イスラエルでは10月27日、4年ぶりの総選挙が行われる。2023年10月のハマスによる大規模テロ攻撃以降、戦時下で幾多の政治危機を乗り越えたネタニヤフ首相は、数十年ぶりに任期を全うして選挙戦に臨むイスラエルの首相となる。 【動画・曽我太一が解説】イラン戦争で中東再編へ 焦点はネタニヤフが続投するかだけではない。建国以来初めて、中東・北アフリカ系ユダヤ人「ミズラヒ」の首相が誕生する可能性があることだ。 その政治家がガディ・アイゼンコットである。同氏は軍の精鋭歩兵部隊「ゴラニ旅団」の出身で、15年から19年までイスラエル軍の参謀総長を務めた後、政界へ転じた。 軍トップ経験者が政界入りするのはイスラエルでは珍しくなく、オスロ合意を主導したラビン元首相や、パレスチナとの和平交渉を進めたバラク元首相も同じ道を歩んでいる。 一方、アイゼンコットを特別な存在にしているのは、その出自である。モロッコにルーツを持つミズラヒ出身でありながら軍の頂点に立ち、25年には中道政党「ヤシャル」を結成。最新の世論調査ではネタニヤフ率いる強硬右派リクードと第1党を争うまでに支持を拡大している。 連立交渉次第では、新政権が誕生する可能性が十分にある。その意味は単なる政権交代にとどまらない。イスラエル社会に長く存在してきた、目に見えない階層構造に風穴を開ける出来事となるからだ。 イスラエルのユダヤ社会は歴史的なルーツによって分類される。東欧系は「アシュケナジ」、イベリア半島系は「セファルディ」、中東・北アフリカ系は「ミズラヒ」、エチオピア系は「ベタ」と呼ばれる。 国家は平等を理念に掲げてきたが、政治や官僚機構、経済界、学術界など国家の中枢を担ってきたのは主にアシュケナジである。48年の建国以来、歴代首相14人全員がアシュケナジ系なのも、その証左だ。 教育や所得をめぐる格差は縮小しつつあるとはいえ、ミズラヒを含めたその他グループとの間には今なお社会経済的な差が残っている。 この構図は軍社会とも共鳴する。

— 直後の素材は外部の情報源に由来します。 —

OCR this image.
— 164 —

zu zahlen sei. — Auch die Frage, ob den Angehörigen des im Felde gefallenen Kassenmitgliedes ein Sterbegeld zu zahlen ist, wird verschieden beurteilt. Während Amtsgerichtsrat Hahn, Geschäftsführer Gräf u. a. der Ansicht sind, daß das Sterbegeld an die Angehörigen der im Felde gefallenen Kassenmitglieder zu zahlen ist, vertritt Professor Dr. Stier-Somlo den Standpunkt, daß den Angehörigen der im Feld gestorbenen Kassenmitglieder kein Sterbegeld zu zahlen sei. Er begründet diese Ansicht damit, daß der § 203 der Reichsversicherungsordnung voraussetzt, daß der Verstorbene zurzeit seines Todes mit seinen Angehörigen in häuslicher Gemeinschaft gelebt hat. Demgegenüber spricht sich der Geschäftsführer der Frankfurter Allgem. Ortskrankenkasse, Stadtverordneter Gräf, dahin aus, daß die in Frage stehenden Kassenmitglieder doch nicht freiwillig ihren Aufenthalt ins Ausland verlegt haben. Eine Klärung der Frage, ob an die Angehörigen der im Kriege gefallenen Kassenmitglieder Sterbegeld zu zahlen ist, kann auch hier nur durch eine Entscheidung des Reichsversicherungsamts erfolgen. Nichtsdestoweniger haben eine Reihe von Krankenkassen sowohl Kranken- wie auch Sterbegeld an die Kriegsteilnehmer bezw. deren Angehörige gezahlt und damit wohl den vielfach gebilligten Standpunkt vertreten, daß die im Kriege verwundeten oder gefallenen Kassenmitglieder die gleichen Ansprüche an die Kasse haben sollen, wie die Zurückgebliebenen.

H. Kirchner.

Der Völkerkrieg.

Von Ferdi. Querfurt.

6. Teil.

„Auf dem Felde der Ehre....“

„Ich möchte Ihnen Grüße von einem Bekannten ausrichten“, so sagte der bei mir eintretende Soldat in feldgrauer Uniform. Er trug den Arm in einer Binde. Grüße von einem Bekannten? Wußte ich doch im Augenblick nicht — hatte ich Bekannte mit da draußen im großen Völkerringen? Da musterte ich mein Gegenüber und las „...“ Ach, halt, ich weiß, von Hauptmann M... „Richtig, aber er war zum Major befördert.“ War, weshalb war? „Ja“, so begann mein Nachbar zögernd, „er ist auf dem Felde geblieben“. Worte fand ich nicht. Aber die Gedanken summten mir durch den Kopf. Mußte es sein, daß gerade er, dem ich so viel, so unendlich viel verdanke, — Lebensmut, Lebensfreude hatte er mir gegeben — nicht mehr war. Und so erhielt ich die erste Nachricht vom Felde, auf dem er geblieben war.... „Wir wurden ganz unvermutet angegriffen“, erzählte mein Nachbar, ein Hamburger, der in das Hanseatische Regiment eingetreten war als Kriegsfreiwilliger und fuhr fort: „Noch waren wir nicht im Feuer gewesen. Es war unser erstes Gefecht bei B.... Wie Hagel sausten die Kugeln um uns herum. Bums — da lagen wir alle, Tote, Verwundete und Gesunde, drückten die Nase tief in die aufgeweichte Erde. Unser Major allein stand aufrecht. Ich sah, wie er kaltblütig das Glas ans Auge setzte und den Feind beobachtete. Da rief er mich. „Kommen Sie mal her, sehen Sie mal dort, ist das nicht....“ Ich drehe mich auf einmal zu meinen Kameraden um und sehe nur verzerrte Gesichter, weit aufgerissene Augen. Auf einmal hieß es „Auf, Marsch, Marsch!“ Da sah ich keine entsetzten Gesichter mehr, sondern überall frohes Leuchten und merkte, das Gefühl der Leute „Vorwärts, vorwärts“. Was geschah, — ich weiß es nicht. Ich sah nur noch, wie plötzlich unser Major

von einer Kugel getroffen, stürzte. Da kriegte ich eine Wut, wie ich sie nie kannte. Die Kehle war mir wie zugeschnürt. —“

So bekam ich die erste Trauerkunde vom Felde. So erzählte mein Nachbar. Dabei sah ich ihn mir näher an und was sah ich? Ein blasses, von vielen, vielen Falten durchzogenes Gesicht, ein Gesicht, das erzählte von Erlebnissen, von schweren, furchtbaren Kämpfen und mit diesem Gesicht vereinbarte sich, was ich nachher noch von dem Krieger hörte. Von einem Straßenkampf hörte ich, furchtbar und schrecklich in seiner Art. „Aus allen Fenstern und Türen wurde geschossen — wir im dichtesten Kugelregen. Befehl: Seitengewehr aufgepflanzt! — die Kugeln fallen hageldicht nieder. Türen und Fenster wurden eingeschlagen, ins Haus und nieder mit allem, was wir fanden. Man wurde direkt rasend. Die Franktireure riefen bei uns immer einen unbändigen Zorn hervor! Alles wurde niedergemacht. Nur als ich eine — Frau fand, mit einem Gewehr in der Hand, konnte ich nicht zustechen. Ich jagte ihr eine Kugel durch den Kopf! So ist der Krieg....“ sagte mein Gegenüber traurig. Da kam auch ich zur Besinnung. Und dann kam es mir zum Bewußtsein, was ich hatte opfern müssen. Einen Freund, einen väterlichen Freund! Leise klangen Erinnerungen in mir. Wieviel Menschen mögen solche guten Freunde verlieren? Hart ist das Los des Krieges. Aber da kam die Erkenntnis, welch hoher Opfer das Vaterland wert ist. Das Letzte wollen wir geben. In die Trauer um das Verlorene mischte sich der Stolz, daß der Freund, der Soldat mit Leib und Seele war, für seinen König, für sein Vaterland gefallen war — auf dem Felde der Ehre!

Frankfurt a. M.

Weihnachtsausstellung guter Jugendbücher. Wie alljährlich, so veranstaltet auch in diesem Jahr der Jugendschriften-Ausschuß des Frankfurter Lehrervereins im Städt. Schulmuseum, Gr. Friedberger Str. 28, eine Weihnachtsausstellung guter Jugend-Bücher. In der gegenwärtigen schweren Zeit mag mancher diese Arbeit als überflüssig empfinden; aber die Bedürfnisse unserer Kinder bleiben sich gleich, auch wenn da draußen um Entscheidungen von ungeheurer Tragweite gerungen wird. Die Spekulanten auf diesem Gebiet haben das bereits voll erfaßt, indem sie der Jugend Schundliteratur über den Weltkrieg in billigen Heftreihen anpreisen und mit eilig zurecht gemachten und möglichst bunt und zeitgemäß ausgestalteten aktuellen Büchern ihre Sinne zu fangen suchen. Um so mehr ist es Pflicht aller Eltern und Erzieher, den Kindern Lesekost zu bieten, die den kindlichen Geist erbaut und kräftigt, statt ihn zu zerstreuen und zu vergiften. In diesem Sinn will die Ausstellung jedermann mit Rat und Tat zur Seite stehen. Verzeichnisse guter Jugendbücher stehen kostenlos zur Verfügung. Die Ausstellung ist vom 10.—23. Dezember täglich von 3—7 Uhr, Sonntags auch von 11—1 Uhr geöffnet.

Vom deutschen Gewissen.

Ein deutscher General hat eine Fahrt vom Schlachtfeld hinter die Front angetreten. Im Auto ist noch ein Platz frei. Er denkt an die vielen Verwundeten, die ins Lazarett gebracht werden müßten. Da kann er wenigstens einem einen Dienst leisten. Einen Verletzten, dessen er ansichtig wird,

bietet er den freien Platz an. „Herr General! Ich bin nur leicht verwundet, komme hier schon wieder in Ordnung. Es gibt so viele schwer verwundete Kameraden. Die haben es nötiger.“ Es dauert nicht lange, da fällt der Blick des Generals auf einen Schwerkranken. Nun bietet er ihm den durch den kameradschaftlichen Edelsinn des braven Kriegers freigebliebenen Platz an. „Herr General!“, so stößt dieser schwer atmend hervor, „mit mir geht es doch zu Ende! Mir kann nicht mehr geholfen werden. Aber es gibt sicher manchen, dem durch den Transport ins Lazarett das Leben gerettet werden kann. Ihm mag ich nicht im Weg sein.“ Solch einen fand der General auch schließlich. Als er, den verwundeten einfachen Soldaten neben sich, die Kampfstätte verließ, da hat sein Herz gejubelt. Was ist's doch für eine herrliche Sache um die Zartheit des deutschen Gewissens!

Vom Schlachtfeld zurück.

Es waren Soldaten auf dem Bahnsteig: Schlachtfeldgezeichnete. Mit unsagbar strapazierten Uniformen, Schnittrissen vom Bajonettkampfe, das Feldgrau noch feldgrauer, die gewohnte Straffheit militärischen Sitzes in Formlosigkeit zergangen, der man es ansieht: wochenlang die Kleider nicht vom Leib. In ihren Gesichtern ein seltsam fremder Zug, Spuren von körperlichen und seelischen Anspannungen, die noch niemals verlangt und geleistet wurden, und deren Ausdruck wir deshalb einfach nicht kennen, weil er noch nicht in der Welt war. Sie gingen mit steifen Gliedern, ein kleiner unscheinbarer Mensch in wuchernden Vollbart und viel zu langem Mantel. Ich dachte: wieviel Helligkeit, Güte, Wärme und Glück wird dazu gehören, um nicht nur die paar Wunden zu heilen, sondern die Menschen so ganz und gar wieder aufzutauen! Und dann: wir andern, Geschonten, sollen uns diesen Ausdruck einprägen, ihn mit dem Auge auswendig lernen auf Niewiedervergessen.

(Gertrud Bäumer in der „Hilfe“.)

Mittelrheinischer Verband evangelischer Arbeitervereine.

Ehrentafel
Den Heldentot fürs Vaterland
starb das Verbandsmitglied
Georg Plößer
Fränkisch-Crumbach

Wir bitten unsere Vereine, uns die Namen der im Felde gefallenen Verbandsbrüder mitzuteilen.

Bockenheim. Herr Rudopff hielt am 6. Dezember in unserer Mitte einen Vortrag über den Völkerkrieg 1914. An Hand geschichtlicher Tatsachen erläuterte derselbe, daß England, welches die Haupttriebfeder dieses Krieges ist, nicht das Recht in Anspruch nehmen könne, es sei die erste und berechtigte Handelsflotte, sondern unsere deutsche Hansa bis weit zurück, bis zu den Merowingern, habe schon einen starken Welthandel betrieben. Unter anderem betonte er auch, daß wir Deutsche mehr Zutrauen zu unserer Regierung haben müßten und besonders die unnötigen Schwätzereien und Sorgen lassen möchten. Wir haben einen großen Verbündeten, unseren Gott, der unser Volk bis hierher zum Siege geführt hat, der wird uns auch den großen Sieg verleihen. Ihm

徴兵制を採るイスラエルにおいて精鋭部隊出身という名誉は、除隊後に政財界のエリート入りするための特急切符だ。 だが、精鋭部隊の多くは長らくアシュケナジが占め、ミズラヒは後方支援部隊などに配属されてきた。出自ではなく能力で評価されるはずの軍ですら、見えない階層構造を完全には克服できなかったのである。 イスラエル軍の歴史に詳しい専門家は、「かつては軍内で『アシュケナジ』や『ミズラヒ』という言葉を口にすること自体がタブーだった」と指摘する。 そうした時代を経て、ミズラヒ出身のアイゼンコットは参謀総長にまで上り詰めた。もし首相に就任すれば、建国以来続いてきた「ガラスの天井」を破る象徴的な出来事となるだろう。 もっとも、今のイスラエルでは誰が首相になっても課題は多い。22年の第6次ネタニヤフ政権発足以降、司法制度改革をめぐる対立やハマスとの戦争、人質問題を背景に社会の分断は深くなっている。 国の民主的な未来を楽観視する国民は4割に満たず、18~34歳の若い世俗派の6割以上が海外移住を検討しているとの調査結果もある。 次の総選挙は、ネタニヤフ政権の継続を問う選挙であると同時に、戦争と分断を経験した国民が今後どのような国家像を目指すのかが問われる歴史的な選択となる。 ミズラヒ系という、この国の見えない壁を越えて軍の頂点に立った元参謀総長は、難局に直面するイスラエルに新たな風を吹き込むことができるのか。中東情勢が不安定化するなか、国際社会は今、イスラエル国民が下す選択を見守っている。